Department of NanoBiophotonics, Max Planck Institute for Biophysical Chemistry, Göttingen, Germany.
J Biophotonics. 2010 Jul;3(7):417-24. doi: 10.1002/jbio.201000038.
We compare the performance of video-rate Stimulated Emission Depletion (STED) and confocal microscopy in imaging the interior of living neurons. A lateral resolution of 65 nm is observed in STED movies of 28 frames per second, which is 4-fold higher in spatial resolution than in their confocal counterparts. STED microscopy, but not confocal microscopy, allows discrimination of single features at high spatial densities. Specific patterns of movement within the confined space of the axon are revealed in STED microscopy, while confocal imaging is limited to reporting gross motion. Further progress is to be expected, as we demonstrate that the use of continuous wave (CW) beams for excitation and STED is viable for video-rate STED recording of living neurons. Tentatively providing a larger photon flux, CW beams should facilitate extending fast STED imaging towards imaging fainter living samples.

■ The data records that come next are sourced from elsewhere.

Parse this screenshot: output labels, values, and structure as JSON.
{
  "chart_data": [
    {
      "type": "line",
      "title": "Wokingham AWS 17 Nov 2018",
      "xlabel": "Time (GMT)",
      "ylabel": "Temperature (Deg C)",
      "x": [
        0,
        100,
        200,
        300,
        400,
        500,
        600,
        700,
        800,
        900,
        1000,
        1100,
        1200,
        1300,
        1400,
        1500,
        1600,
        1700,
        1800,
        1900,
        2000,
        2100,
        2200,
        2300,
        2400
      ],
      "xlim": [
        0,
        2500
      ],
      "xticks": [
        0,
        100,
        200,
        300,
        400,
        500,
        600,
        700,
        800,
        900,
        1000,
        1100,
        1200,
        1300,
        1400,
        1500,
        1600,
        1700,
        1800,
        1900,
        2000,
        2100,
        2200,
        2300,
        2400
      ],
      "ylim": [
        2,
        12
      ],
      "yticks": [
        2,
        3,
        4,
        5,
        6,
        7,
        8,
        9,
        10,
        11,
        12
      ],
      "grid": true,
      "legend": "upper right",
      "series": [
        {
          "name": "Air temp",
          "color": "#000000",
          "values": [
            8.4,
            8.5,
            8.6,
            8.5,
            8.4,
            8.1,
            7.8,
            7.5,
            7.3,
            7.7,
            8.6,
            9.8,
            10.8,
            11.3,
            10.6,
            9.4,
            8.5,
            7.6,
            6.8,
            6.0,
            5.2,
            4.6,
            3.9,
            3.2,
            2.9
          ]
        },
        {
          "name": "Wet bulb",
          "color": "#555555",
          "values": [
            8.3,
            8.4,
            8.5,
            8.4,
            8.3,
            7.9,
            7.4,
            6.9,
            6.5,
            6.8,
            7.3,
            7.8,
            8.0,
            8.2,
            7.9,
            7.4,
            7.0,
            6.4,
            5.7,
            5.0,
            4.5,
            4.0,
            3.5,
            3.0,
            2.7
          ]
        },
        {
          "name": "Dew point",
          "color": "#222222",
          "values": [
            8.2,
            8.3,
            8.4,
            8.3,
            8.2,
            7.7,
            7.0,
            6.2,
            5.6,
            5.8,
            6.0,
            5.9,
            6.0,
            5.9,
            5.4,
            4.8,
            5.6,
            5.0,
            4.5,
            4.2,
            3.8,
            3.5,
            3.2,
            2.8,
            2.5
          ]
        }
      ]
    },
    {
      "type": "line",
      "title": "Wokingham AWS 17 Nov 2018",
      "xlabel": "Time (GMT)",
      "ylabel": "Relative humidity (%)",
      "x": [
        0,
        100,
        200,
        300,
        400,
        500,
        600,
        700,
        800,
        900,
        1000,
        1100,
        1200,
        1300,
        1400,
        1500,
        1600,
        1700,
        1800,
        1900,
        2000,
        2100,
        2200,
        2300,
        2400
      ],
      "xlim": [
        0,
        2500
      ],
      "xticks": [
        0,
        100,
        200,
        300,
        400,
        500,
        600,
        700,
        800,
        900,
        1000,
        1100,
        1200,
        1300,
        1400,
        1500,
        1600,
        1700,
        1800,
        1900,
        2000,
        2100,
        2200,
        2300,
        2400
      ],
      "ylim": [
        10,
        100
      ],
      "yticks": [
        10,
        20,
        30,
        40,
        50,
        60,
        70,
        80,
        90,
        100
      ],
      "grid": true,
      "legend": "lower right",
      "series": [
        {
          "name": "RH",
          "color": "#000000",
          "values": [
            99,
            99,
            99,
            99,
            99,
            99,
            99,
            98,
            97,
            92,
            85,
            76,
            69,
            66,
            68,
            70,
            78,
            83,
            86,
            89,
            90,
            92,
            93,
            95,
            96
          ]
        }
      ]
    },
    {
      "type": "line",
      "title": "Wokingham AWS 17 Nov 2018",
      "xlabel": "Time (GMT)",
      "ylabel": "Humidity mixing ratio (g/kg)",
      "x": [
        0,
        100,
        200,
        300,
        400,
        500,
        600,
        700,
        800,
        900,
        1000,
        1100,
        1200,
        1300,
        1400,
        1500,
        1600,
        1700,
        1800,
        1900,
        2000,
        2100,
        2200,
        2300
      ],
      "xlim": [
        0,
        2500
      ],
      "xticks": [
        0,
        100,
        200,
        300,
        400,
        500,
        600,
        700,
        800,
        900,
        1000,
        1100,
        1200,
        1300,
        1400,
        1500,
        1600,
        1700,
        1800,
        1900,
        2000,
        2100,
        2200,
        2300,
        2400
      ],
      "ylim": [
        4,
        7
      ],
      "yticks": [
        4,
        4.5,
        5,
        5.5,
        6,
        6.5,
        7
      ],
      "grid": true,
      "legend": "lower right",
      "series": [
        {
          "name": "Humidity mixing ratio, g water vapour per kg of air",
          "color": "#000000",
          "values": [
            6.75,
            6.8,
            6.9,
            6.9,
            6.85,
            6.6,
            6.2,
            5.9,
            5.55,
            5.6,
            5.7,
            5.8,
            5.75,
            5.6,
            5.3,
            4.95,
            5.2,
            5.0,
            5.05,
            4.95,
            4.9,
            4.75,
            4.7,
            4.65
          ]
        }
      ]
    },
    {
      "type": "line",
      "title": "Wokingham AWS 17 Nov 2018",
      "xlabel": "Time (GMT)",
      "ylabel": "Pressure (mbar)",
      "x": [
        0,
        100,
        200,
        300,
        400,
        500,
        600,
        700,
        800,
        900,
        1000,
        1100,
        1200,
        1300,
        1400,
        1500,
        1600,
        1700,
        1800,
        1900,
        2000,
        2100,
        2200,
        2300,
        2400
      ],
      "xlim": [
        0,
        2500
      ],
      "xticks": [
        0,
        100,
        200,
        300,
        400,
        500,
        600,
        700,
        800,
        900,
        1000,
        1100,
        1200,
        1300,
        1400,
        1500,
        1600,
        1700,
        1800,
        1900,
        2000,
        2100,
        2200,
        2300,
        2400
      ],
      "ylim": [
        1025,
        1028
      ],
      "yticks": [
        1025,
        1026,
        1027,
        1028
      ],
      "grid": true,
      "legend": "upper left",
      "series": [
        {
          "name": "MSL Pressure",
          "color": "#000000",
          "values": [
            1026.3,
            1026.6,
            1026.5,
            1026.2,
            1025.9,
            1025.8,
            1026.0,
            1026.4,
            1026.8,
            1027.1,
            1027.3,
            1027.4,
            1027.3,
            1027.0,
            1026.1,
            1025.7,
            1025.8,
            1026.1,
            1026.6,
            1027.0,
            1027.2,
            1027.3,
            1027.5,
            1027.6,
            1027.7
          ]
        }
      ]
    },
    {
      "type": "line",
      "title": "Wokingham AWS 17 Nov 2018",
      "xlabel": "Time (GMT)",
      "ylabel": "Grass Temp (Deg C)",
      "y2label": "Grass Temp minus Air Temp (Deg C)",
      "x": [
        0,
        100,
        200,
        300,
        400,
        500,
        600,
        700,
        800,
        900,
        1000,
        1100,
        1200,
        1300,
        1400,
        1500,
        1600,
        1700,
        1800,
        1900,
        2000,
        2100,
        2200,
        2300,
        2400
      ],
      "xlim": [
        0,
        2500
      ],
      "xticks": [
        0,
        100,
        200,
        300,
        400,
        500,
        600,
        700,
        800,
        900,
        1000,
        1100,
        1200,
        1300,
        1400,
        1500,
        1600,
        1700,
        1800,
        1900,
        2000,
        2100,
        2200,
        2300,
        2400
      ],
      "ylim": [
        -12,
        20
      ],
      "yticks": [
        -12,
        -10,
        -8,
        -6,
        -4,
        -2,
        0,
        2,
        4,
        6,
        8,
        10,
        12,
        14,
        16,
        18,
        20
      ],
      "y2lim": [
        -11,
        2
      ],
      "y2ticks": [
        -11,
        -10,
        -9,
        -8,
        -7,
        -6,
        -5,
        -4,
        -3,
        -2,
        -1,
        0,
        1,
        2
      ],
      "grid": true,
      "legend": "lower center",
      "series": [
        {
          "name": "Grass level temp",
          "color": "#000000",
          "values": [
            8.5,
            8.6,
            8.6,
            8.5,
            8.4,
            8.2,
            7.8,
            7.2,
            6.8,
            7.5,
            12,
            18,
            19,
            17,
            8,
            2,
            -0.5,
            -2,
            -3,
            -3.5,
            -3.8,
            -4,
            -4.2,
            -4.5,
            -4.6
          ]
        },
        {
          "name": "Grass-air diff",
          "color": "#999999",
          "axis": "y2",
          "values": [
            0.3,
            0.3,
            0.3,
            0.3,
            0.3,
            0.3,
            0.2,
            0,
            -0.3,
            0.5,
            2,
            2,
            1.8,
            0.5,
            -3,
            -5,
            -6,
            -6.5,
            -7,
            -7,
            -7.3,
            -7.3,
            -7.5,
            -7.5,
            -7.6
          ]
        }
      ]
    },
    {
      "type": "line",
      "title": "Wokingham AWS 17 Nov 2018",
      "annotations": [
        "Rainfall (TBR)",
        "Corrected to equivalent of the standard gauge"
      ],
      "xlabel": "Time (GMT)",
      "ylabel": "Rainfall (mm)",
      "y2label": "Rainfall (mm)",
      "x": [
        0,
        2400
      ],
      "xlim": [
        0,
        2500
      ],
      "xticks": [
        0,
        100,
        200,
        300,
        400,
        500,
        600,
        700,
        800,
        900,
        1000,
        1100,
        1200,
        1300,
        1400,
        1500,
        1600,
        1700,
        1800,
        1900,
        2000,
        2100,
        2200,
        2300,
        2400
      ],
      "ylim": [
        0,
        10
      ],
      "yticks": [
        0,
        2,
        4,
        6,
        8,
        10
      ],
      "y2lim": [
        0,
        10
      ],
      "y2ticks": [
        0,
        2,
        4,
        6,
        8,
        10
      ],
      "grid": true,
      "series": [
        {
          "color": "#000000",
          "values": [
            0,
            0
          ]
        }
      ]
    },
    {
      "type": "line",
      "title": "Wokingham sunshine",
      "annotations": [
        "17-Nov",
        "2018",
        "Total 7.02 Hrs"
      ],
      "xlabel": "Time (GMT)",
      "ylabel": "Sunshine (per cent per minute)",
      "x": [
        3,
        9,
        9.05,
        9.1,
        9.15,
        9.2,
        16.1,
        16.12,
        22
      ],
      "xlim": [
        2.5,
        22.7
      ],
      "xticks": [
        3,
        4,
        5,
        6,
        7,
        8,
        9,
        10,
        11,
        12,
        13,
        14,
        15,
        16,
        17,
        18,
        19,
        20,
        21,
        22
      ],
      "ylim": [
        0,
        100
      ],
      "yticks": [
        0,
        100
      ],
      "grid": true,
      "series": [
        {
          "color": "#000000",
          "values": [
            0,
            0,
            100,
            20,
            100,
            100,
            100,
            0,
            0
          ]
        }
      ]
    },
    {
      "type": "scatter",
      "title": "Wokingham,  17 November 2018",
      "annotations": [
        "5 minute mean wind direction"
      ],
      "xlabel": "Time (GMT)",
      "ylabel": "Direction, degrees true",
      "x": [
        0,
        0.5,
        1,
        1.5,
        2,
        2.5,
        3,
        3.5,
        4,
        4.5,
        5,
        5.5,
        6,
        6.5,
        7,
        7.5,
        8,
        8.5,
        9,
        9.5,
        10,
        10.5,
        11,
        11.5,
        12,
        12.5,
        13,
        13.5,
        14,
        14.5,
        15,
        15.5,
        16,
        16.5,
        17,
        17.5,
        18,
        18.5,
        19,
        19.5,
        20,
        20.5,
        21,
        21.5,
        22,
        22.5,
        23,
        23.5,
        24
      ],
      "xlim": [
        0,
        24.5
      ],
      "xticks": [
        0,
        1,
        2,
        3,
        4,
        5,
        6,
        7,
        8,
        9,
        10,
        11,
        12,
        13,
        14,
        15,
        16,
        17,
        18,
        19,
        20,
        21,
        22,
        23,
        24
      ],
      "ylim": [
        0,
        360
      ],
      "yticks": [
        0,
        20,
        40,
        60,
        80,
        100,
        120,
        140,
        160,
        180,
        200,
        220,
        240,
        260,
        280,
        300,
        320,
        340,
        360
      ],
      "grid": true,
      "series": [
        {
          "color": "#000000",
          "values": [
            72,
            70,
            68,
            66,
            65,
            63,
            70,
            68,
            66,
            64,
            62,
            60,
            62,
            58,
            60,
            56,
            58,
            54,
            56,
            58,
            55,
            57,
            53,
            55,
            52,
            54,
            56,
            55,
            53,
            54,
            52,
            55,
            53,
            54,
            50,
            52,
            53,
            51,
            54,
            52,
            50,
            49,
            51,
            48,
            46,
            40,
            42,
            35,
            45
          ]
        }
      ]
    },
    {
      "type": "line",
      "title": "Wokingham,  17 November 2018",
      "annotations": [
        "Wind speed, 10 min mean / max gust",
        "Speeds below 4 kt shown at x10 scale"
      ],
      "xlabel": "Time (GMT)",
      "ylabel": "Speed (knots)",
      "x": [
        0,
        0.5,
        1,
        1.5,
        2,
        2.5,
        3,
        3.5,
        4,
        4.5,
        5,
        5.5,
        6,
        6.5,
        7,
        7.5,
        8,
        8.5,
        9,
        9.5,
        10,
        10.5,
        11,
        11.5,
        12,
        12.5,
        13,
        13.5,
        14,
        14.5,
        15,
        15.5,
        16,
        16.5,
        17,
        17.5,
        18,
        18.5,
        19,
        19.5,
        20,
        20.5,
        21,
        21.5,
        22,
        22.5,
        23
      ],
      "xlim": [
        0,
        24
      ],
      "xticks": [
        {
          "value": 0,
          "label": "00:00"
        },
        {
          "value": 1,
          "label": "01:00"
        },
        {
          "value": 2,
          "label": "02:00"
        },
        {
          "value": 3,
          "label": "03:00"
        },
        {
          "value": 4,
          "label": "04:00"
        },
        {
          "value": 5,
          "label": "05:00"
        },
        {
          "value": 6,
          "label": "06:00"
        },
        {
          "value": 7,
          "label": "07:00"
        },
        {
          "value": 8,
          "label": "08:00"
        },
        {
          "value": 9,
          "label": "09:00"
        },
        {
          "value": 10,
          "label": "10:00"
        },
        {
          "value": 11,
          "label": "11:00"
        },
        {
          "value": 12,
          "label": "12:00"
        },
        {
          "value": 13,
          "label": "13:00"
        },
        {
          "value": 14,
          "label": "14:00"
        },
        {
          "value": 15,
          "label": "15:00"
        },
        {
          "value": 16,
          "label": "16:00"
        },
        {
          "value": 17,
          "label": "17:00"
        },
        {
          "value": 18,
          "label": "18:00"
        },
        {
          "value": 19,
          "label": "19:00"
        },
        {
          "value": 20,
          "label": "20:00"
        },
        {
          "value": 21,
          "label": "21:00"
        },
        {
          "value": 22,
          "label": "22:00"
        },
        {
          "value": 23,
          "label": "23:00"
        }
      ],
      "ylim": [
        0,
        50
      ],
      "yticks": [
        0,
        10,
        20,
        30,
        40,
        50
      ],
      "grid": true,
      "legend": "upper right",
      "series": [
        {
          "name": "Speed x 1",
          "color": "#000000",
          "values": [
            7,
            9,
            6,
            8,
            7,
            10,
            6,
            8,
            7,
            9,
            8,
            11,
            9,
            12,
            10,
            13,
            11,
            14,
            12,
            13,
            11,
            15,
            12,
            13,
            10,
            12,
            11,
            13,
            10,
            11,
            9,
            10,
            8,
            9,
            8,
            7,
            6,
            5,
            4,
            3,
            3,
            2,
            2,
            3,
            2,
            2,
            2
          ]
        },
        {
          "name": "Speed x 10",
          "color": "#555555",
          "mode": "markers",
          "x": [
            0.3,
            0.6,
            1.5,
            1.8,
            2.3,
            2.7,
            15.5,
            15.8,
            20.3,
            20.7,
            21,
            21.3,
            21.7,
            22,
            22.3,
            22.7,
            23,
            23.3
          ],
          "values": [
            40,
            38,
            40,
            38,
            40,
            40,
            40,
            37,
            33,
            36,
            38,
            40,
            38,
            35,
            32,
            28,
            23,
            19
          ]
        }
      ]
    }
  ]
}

我们比较了视频速率受激发射损耗(STED)和共聚焦显微镜在活神经元内部成像中的性能。在每秒 28 帧的 STED 电影中观察到 65nm 的横向分辨率,比共聚焦显微镜的空间分辨率高 4 倍。STED 显微镜能够分辨高空间密度的单个特征,而共聚焦显微镜则不能。在 STED 显微镜中可以揭示轴突受限空间内的特定运动模式,而共聚焦成像则仅限于报告总体运动。随着我们展示使用连续波(CW)束进行激发和 STED 对于活神经元的视频速率 STED 记录是可行的,预计会有进一步的进展。CW 束暂时提供更大的光子通量,应该有助于将快速 STED 成像扩展到更弱的活样本成像。